My son was awarded a scholarship from the Twin Cities Autism Foundation to attend a week long summer camp this year. This opportunity means the world to my family. Without the generous assistance of the Twin Cities Autism Foundation, our family could not afford to send Brandon to this camp. You see, we have four children, three of them have been diagnosed with autism. So every dollar that we get goes to pay for therapy, prescriptions and doctor visits. We don't have any money for fun stuff like summer camps.
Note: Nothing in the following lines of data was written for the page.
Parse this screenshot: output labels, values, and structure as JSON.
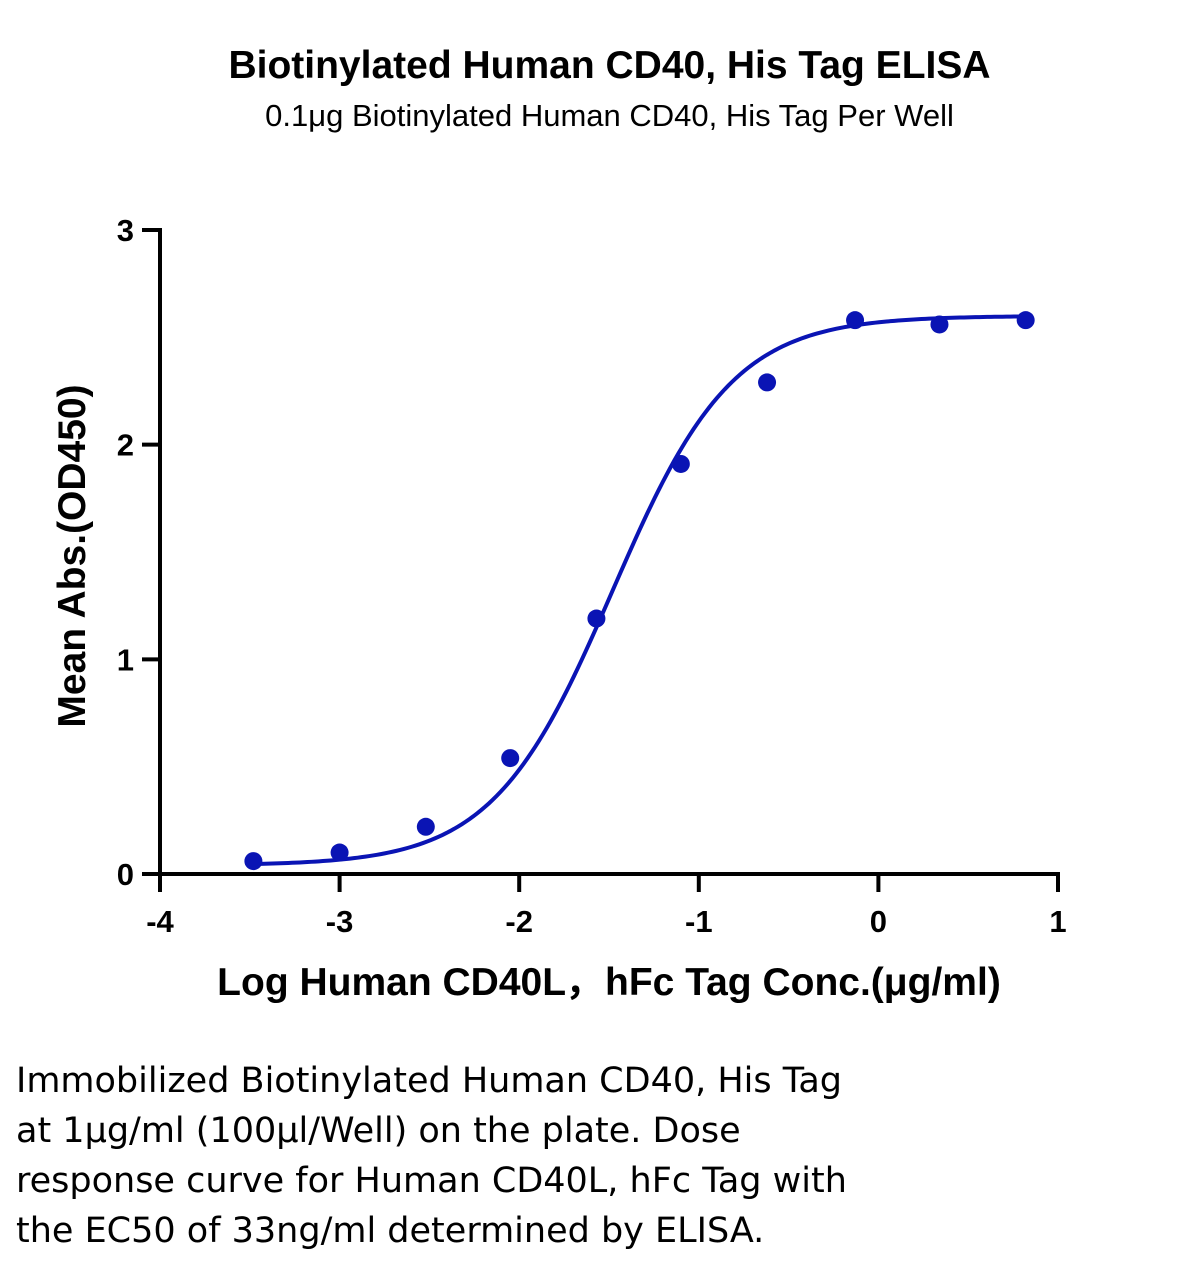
{
  "chart_data": {
    "type": "scatter",
    "title": "Biotinylated Human CD40, His Tag ELISA",
    "subtitle": "0.1μg Biotinylated Human CD40, His Tag Per Well",
    "xlabel": "Log Human CD40L，hFc Tag Conc.(μg/ml)",
    "ylabel": "Mean Abs.(OD450)",
    "xlim": [
      -4,
      1
    ],
    "ylim": [
      0,
      3
    ],
    "x_ticks": [
      "-4",
      "-3",
      "-2",
      "-1",
      "0",
      "1"
    ],
    "y_ticks": [
      "0",
      "1",
      "2",
      "3"
    ],
    "grid": false,
    "legend": "none",
    "color": "#0a14b4",
    "series": [
      {
        "x": [
          -3.48,
          -3.0,
          -2.52,
          -2.05,
          -1.57,
          -1.1,
          -0.62,
          -0.13,
          0.34,
          0.82
        ],
        "y": [
          0.06,
          0.1,
          0.22,
          0.54,
          1.19,
          1.91,
          2.29,
          2.58,
          2.56,
          2.58
        ]
      }
    ],
    "fit": {
      "model": "4PL",
      "bottom": 0.04,
      "top": 2.6,
      "log_ec50": -1.48,
      "hill": 1.3,
      "x_range": [
        -3.48,
        0.82
      ]
    }
  },
  "caption": {
    "lines": [
      "Immobilized Biotinylated Human CD40, His Tag",
      "at 1μg/ml (100μl/Well) on the plate. Dose",
      "response curve for Human CD40L, hFc Tag with",
      "the EC50 of 33ng/ml determined by ELISA."
    ]
  }
}
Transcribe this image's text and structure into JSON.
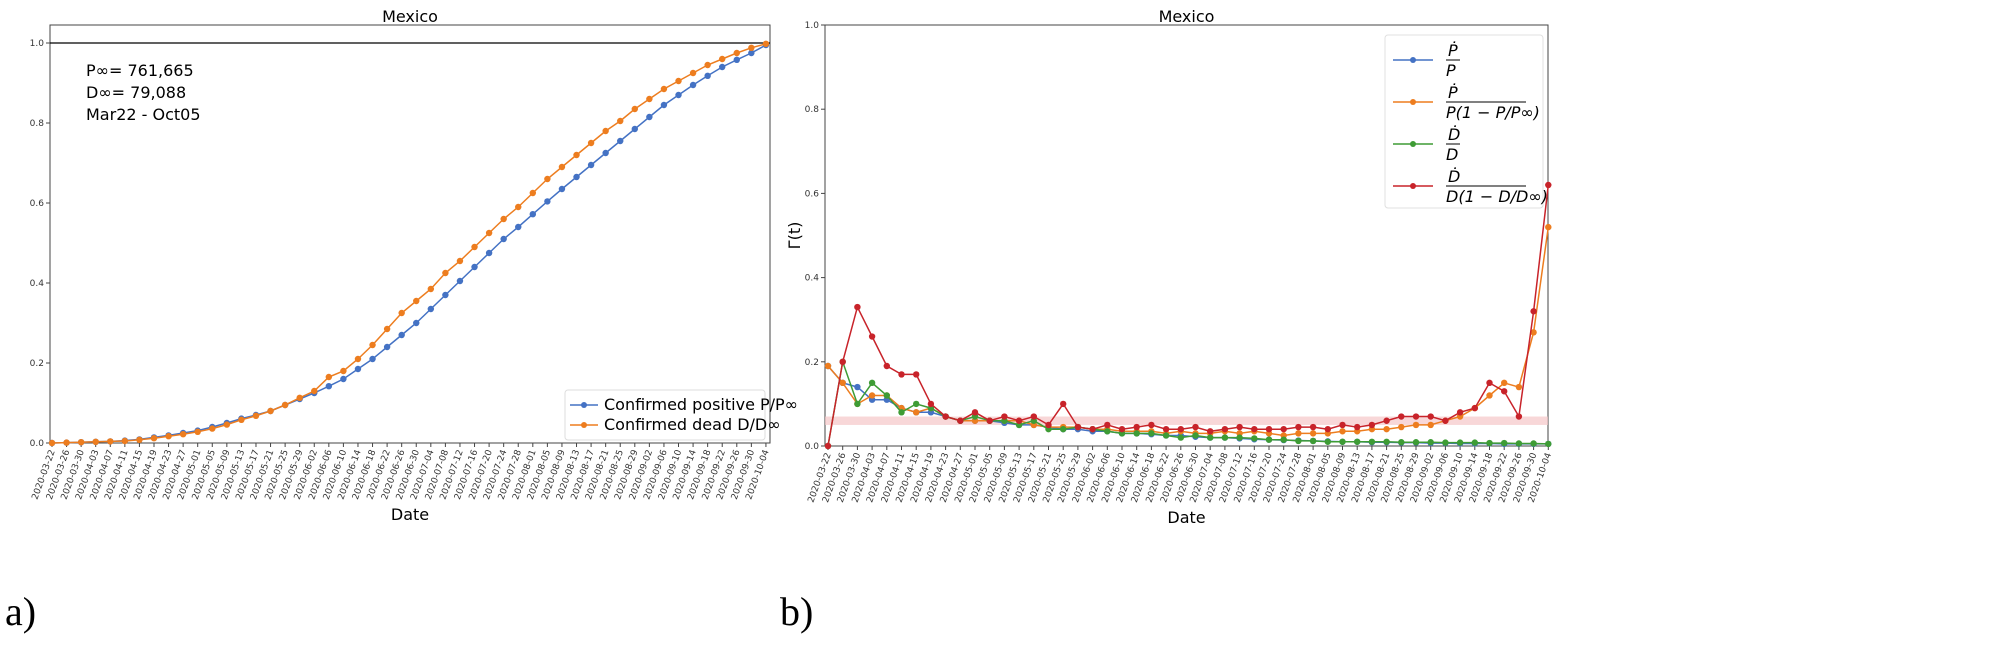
{
  "colors": {
    "blue": "#4472c4",
    "orange": "#ed7d1f",
    "green": "#3e9c35",
    "red": "#c8232a",
    "band": "#f5c6c8"
  },
  "tick_dates": [
    "2020-03-22",
    "2020-03-26",
    "2020-03-30",
    "2020-04-03",
    "2020-04-07",
    "2020-04-11",
    "2020-04-15",
    "2020-04-19",
    "2020-04-23",
    "2020-04-27",
    "2020-05-01",
    "2020-05-05",
    "2020-05-09",
    "2020-05-13",
    "2020-05-17",
    "2020-05-21",
    "2020-05-25",
    "2020-05-29",
    "2020-06-02",
    "2020-06-06",
    "2020-06-10",
    "2020-06-14",
    "2020-06-18",
    "2020-06-22",
    "2020-06-26",
    "2020-06-30",
    "2020-07-04",
    "2020-07-08",
    "2020-07-12",
    "2020-07-16",
    "2020-07-20",
    "2020-07-24",
    "2020-07-28",
    "2020-08-01",
    "2020-08-05",
    "2020-08-09",
    "2020-08-13",
    "2020-08-17",
    "2020-08-21",
    "2020-08-25",
    "2020-08-29",
    "2020-09-02",
    "2020-09-06",
    "2020-09-10",
    "2020-09-14",
    "2020-09-18",
    "2020-09-22",
    "2020-09-26",
    "2020-09-30",
    "2020-10-04"
  ],
  "panels": {
    "a": "a)",
    "b": "b)"
  },
  "chart_data": [
    {
      "type": "line",
      "title": "Mexico",
      "xlabel": "Date",
      "ylabel": "",
      "ylim": [
        0,
        1.045
      ],
      "yticks": [
        "0.0",
        "0.2",
        "0.4",
        "0.6",
        "0.8",
        "1.0"
      ],
      "hline": 1.0,
      "legend": "bottom-right",
      "annotations": [
        "P∞= 761,665",
        "D∞= 79,088",
        "Mar22 - Oct05"
      ],
      "series": [
        {
          "name": "Confirmed positive P/P∞",
          "color": "blue",
          "values": [
            0,
            0.001,
            0.002,
            0.003,
            0.004,
            0.006,
            0.009,
            0.014,
            0.019,
            0.025,
            0.031,
            0.04,
            0.05,
            0.061,
            0.07,
            0.08,
            0.095,
            0.11,
            0.125,
            0.142,
            0.16,
            0.185,
            0.21,
            0.24,
            0.27,
            0.3,
            0.335,
            0.37,
            0.405,
            0.44,
            0.475,
            0.51,
            0.54,
            0.572,
            0.604,
            0.635,
            0.665,
            0.695,
            0.725,
            0.755,
            0.785,
            0.815,
            0.845,
            0.87,
            0.895,
            0.918,
            0.94,
            0.958,
            0.975,
            0.995
          ]
        },
        {
          "name": "Confirmed dead D/D∞",
          "color": "orange",
          "values": [
            0,
            0.001,
            0.002,
            0.003,
            0.004,
            0.005,
            0.008,
            0.012,
            0.017,
            0.022,
            0.028,
            0.036,
            0.046,
            0.058,
            0.068,
            0.08,
            0.095,
            0.113,
            0.13,
            0.165,
            0.18,
            0.21,
            0.245,
            0.285,
            0.325,
            0.355,
            0.385,
            0.425,
            0.455,
            0.49,
            0.525,
            0.56,
            0.59,
            0.625,
            0.66,
            0.69,
            0.72,
            0.75,
            0.78,
            0.805,
            0.835,
            0.86,
            0.885,
            0.905,
            0.925,
            0.945,
            0.96,
            0.975,
            0.988,
            0.998
          ]
        }
      ]
    },
    {
      "type": "line",
      "title": "Mexico",
      "xlabel": "Date",
      "ylabel": "Γ(t)",
      "ylim": [
        0,
        1.0
      ],
      "yticks": [
        "0.0",
        "0.2",
        "0.4",
        "0.6",
        "0.8",
        "1.0"
      ],
      "band": [
        0.05,
        0.07
      ],
      "legend": "top-right",
      "series": [
        {
          "name": "Ṗ/P",
          "num": "Ṗ",
          "den": "P",
          "color": "blue",
          "values": [
            0.19,
            0.15,
            0.14,
            0.11,
            0.11,
            0.09,
            0.08,
            0.08,
            0.07,
            0.06,
            0.06,
            0.06,
            0.055,
            0.05,
            0.05,
            0.045,
            0.04,
            0.04,
            0.035,
            0.035,
            0.03,
            0.03,
            0.028,
            0.025,
            0.025,
            0.022,
            0.02,
            0.02,
            0.018,
            0.016,
            0.015,
            0.014,
            0.013,
            0.012,
            0.011,
            0.01,
            0.01,
            0.009,
            0.009,
            0.008,
            0.008,
            0.007,
            0.007,
            0.006,
            0.006,
            0.006,
            0.005,
            0.005,
            0.005,
            0.005
          ]
        },
        {
          "name": "Ṗ/P(1−P/P∞)",
          "num": "Ṗ",
          "den": "P(1 − P/P∞)",
          "color": "orange",
          "values": [
            0.19,
            0.15,
            0.1,
            0.12,
            0.12,
            0.09,
            0.08,
            0.09,
            0.07,
            0.06,
            0.06,
            0.06,
            0.06,
            0.06,
            0.05,
            0.045,
            0.045,
            0.045,
            0.04,
            0.04,
            0.035,
            0.035,
            0.035,
            0.03,
            0.035,
            0.03,
            0.03,
            0.035,
            0.03,
            0.035,
            0.03,
            0.025,
            0.03,
            0.03,
            0.03,
            0.035,
            0.035,
            0.04,
            0.04,
            0.045,
            0.05,
            0.05,
            0.06,
            0.07,
            0.09,
            0.12,
            0.15,
            0.14,
            0.27,
            0.52
          ]
        },
        {
          "name": "Ḋ/D",
          "num": "Ḋ",
          "den": "D",
          "color": "green",
          "values": [
            0,
            0.2,
            0.1,
            0.15,
            0.12,
            0.08,
            0.1,
            0.09,
            0.07,
            0.06,
            0.07,
            0.06,
            0.06,
            0.05,
            0.06,
            0.04,
            0.04,
            0.045,
            0.04,
            0.035,
            0.03,
            0.03,
            0.03,
            0.025,
            0.02,
            0.025,
            0.02,
            0.02,
            0.02,
            0.018,
            0.015,
            0.015,
            0.012,
            0.012,
            0.01,
            0.01,
            0.01,
            0.01,
            0.01,
            0.009,
            0.009,
            0.009,
            0.008,
            0.008,
            0.008,
            0.007,
            0.007,
            0.006,
            0.006,
            0.005
          ]
        },
        {
          "name": "Ḋ/D(1−D/D∞)",
          "num": "Ḋ",
          "den": "D(1 − D/D∞)",
          "color": "red",
          "values": [
            0,
            0.2,
            0.33,
            0.26,
            0.19,
            0.17,
            0.17,
            0.1,
            0.07,
            0.06,
            0.08,
            0.06,
            0.07,
            0.06,
            0.07,
            0.05,
            0.1,
            0.045,
            0.04,
            0.05,
            0.04,
            0.045,
            0.05,
            0.04,
            0.04,
            0.045,
            0.035,
            0.04,
            0.045,
            0.04,
            0.04,
            0.04,
            0.045,
            0.045,
            0.04,
            0.05,
            0.045,
            0.05,
            0.06,
            0.07,
            0.07,
            0.07,
            0.06,
            0.08,
            0.09,
            0.15,
            0.13,
            0.07,
            0.32,
            0.62
          ]
        }
      ]
    }
  ]
}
But a fun week long summer camp is just what the doctor ordered for my little Brandon. He struggles with social anxiety and interacting with new friends is a difficult task for him. Going to a summer camp like this one would help him overcome those challenges head on. Additionally, Brandon is quite fearful of most things. The smallest things that are normal to most people frightens him to no end. But after a camp like this one for an entire week, Brandon will be ready to take on the world without fear or hesitation. The daily activities will help him gain confidence in his abilities to do new things and meet new people. Those skills will turn into strengths in the classroom. Where he was fearful to talk to people, this camp will help prepare him for getting up in front of his classmates to present an item for show-and-tell or go to the board at a teacher's instruction and work on a math problem. Attending this camp would be a great benefit to Brandon and I see great things in his future after completing it. Thank you so much for making this experience happen for my son and for our family.

Jo-Ann S's Story

Our life changed drastically in April this year. Our ten year old's school suggested that we consider having him assessed for what we thought was 'extreme shyness.' We were extremely shocked when the results came back that he was on the spectrum. Our child had autism....we were devastated, and even worse, we were clueless. We had no idea where to turn or what to do. Our lives would never be the same. One of our friends who has an autistic son suggested contacting Autism Society and I'm so glad that we did. We were provided with a great deal of information including the summer classes. We joined and decided to sign our son up for the Como Zoo Global Adventure class.

However, these classes were completely out of our budget. We thought we would not be able to do it. Then we heard about the Twin Cities Autism Foundation and that they provide a yearly scholarship to assist members. We were so, so happy to hear this! Our son loves animals so much, especially tigers. He talks about them all the time and we knew that it would be a special treat for him to be able to see them and all the other animals as the zoo. After the year he had had, we thought he needed a special treat and this class would be perfect. We applied for the scholarship anxiously, hoping that all would go well, and that we would be approved and we were! We were ever so grateful. (We would never have been able to afford this class on our own and our son would have missed out on a class of his dreams). We showed up for the first day of his summer class and our son was so, so shy and withdrawn that we worried that he would not be able to enjoy it. However, at the end of class that day, he was soooooo excited! He spent the long drive home telling me everything and I do mean EVERYTHING that had happened!

I was so impressed with the amount of knowledge he had gained. I learned quite a lot from him that I hadn't known before. Our son got to go behind the scenes and meet animals face to face as well. He even started making friends! Our shy son said that he couldn't wait to go back the next day and that he wanted to go to that camp again next summer! He was bouncing with excitement and happiness! I was amazed and so thankful that tears came to my eyes. You see, we had been having such a difficult time since learning about his diagnosis. There were many tears and sleepless nights. We needed this, we really did. Seeing our precious boy's face light up with pure joy was a balm to our heart. We would not have been able to have him experience this if it wasn't for the generous contributions made by the Twin Cities Autism Foundation. We are so very grateful to all the persons who donate to this wonderful foundation. Please know that you are impacting and changing lives.